Learning LLMs and GenAI for Dev, Sec, Ops
What is this Project About?
This repository is all about learning and understanding the use of Large Language Models (LLMs) and Generative AI (GenAI) through a structured lesson plan. The aim is to make this high-tech subject accessible for those familiar with traditional software engineering, particularly in the realms of development, operations, and security. By drawing on existing materials, this project crafts a coherent narrative that saves the time spent repeating the same explanations.
The educational journey within this repository predominantly leverages the Langchain framework. Therefore, a basic understanding of the Python programming language is recommended. Many examples that illustrate key concepts have been inspired by Langchain's documentation, with due credit given at appropriate places.
Lessons Overview
Developer
For developers, the lessons cover a wide range of topics including:
- How to communicate with a simple LLM using OpenAI.
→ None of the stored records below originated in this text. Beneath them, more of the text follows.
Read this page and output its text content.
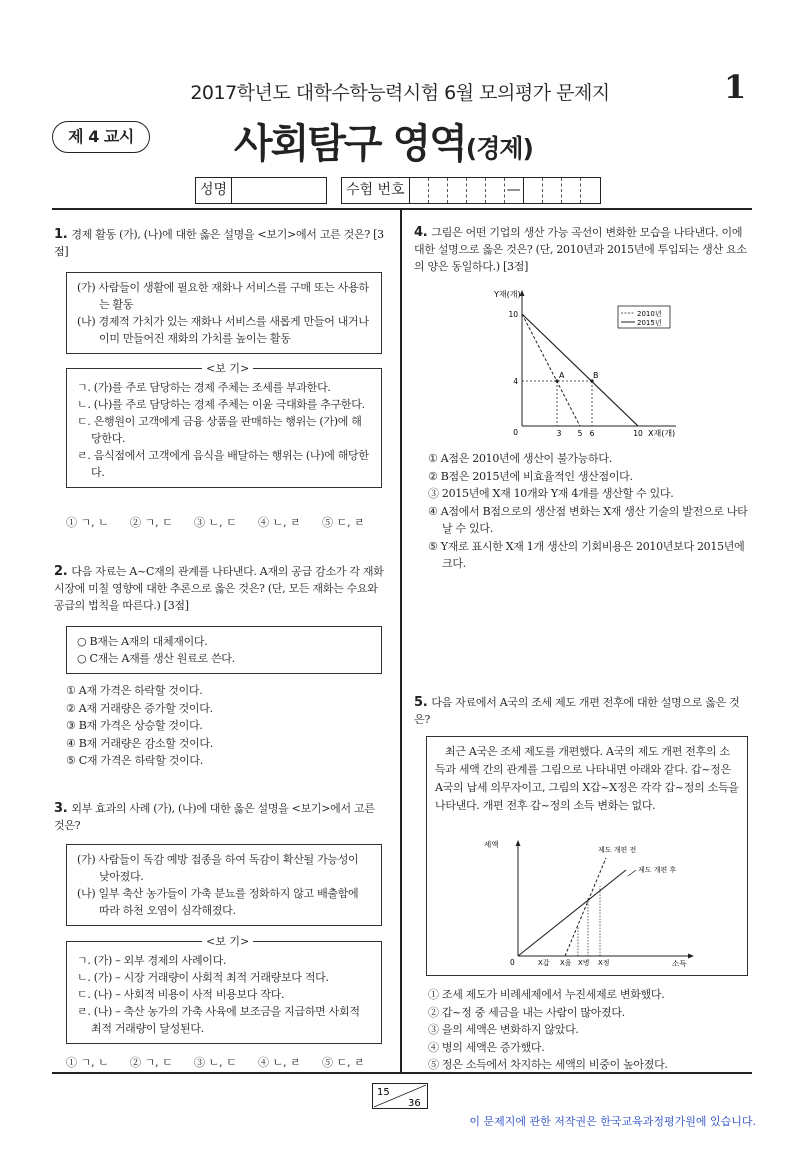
2017학년도 대학수학능력시험 6월 모의평가 문제지	1
제 4 교시	사회탐구 영역(경제)
성명	수험 번호	—
1. 경제 활동 (가), (나)에 대한 옳은 설명을 <보기>에서 고른 것은? [3점]
(가) 사람들이 생활에 필요한 재화나 서비스를 구매 또는 사용하는 활동
(나) 경제적 가치가 있는 재화나 서비스를 새롭게 만들어 내거나 이미 만들어진 재화의 가치를 높이는 활동
ㄱ. (가)를 주로 담당하는 경제 주체는 조세를 부과한다.
ㄴ. (나)를 주로 담당하는 경제 주체는 이윤 극대화를 추구한다.
ㄷ. 은행원이 고객에게 금융 상품을 판매하는 행위는 (가)에 해당한다.
ㄹ. 음식점에서 고객에게 음식을 배달하는 행위는 (나)에 해당한다.
<보 기>
① ㄱ, ㄴ	② ㄱ, ㄷ	③ ㄴ, ㄷ	④ ㄴ, ㄹ	⑤ ㄷ, ㄹ
2. 다음 자료는 A~C재의 관계를 나타낸다. A재의 공급 감소가 각 재화 시장에 미칠 영향에 대한 추론으로 옳은 것은? (단, 모든 재화는 수요와 공급의 법칙을 따른다.) [3점]
○ B재는 A재의 대체재이다.
○ C재는 A재를 생산 원료로 쓴다.
① A재 가격은 하락할 것이다.
② A재 거래량은 증가할 것이다.
③ B재 가격은 상승할 것이다.
④ B재 거래량은 감소할 것이다.
⑤ C재 가격은 하락할 것이다.
3. 외부 효과의 사례 (가), (나)에 대한 옳은 설명을 <보기>에서 고른 것은?
(가) 사람들이 독감 예방 접종을 하여 독감이 확산될 가능성이 낮아졌다.
(나) 일부 축산 농가들이 가축 분뇨를 정화하지 않고 배출함에 따라 하천 오염이 심각해졌다.
ㄱ. (가) – 외부 경제의 사례이다.
ㄴ. (가) – 시장 거래량이 사회적 최적 거래량보다 적다.
ㄷ. (나) – 사회적 비용이 사적 비용보다 작다.
ㄹ. (나) – 축산 농가의 가축 사육에 보조금을 지급하면 사회적 최적 거래량이 달성된다.
<보 기>
① ㄱ, ㄴ	② ㄱ, ㄷ	③ ㄴ, ㄷ	④ ㄴ, ㄹ	⑤ ㄷ, ㄹ
4. 그림은 어떤 기업의 생산 가능 곡선이 변화한 모습을 나타낸다. 이에 대한 설명으로 옳은 것은? (단, 2010년과 2015년에 투입되는 생산 요소의 양은 동일하다.) [3점]
Y재(개)
X재(개)
0
10
4
3 5 6	10
A	B
2010년
2015년
① A점은 2010년에 생산이 불가능하다.
② B점은 2015년에 비효율적인 생산점이다.
③ 2015년에 X재 10개와 Y재 4개를 생산할 수 있다.
④ A점에서 B점으로의 생산점 변화는 X재 생산 기술의 발전으로 나타날 수 있다.
⑤ Y재로 표시한 X재 1개 생산의 기회비용은 2010년보다 2015년에 크다.
5. 다음 자료에서 A국의 조세 제도 개편 전후에 대한 설명으로 옳은 것은?
최근 A국은 조세 제도를 개편했다. A국의 제도 개편 전후의 소득과 세액 간의 관계를 그림으로 나타내면 아래와 같다. 갑~정은 A국의 납세 의무자이고, 그림의 X갑~X정은 각각 갑~정의 소득을 나타낸다. 개편 전후 갑~정의 소득 변화는 없다.
세액
소득
0
제도 개편 후
제도 개편 전
X갑 X을 X병 X정
① 조세 제도가 비례세제에서 누진세제로 변화했다.
② 갑~정 중 세금을 내는 사람이 많아졌다.
③ 을의 세액은 변화하지 않았다.
④ 병의 세액은 증가했다.
⑤ 정은 소득에서 차지하는 세액의 비중이 높아졌다.
15
36
이 문제지에 관한 저작권은 한국교육과정평가원에 있습니다.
- Debugging within the Langchain framework.
- Engaging with OpenAI models in a conversational manner.
- Utilizing prompt templates effectively.
- Employing Docloader to read local files and prepare them for LLM processing.
- Understanding and calculating embeddings.
- The importance of splitting and chunking data.
- Loading embeddings and documents into a vector database.
- Using a chain for Questions and Answers to implement the Retrieval Augmented Generation (RAG) pattern.
- Making LLM generate calls for real-time data by referencing OpenAI documentation.
- Crafting an Agent and equipping it with tools for acquiring real-time information.
Operations
In operational contexts, it explores:
- Token usage and cost estimation.
- Caching LLM calls through exact matching or embeddings.
- Local embedding calculations and caching.
- Hosting a local LLM utilizing Ollama.
- Monitoring and logging LLM interactions using a callback handler.
- Structuring outputs as JSON and validating correctness.
Security
Safety is another pillar, including lessons on:
- Understanding the OWASP top 10 vulnerabilities for LLMs.
- Demonstrating simple prompt injection and ways to mitigate it.
- Detecting prompt injections with third-party models from Huggingface.
- Using prompts to uncover project injections.
- Reviewing LLM-provided answers for acceptability.
- Applying Huggingface models to detect potentially toxic LLM outputs.
- Prompting the LLM for opinions on Kubernetes and Trivy vulnerabilities.
Project History
The project's initial lessons were drafted during a GenAI hackathon hosted by Techstrong/MediaOps. These lessons were subsequently polished for a presentation at the London Devops Meetup group. Others have expressed interest in conducting their own iterations of these lessons as seen here.
How Can You Help?
Community engagement is encouraged in various ways:
- Suggest new topics or lessons by creating a GitHub issue.
- Contribute new lessons or corrections to refine the repository's content.
- Organize meetups or hackathons based on this repository and share your experiences. Photos or videos are welcomed!
- Express gratitude with a tweet to @patrickdebois.
Requirements to Run the Repo
Using a Devcontainer
The project includes a devcontainer for running the repo locally. Alternatively, Google Colab can be used for the notebooks.
Running Locally
- Microsoft VSCode is the preferred environment for demonstrations.
- Python & Jupyter notebooks are run locally.
- Poetry is used as the virtual environment and package manager for Python.
poetry init
poetry install --no-root
Configuring VSCode to Use Poetry
- Install Python 3.11 through pyenv (examples mostly work with 3.12).
- Obtain the Python path through
pyenv which python
. - Set the Poetry Python version using
poetry env use <python path>
. - Locate the Poetry environment path via
poetry env info --path
. - In VSCode, navigate to view -> command palette -> Python: select interpreter -> enter interpreter path and add the path
/Users/patrick.debois/Library/Caches/pypoetry/virtualenvs/london-devops-VW7lFx7f-py3.11
plus/bin/python
. - Add the
ipykernel
using Poetry.
Configuring Jupyter Notebooks
- Install the VSCode plugin for Jupyter.
- Ensure
ipykernel
is installed.
Changelog
The project's evolution includes:
- Version 0.1 focused on initial Langchain syntax.
- Version 0.2 featured adaptations to new Langchain-community, Langchain-OpenAI, and updated syntax.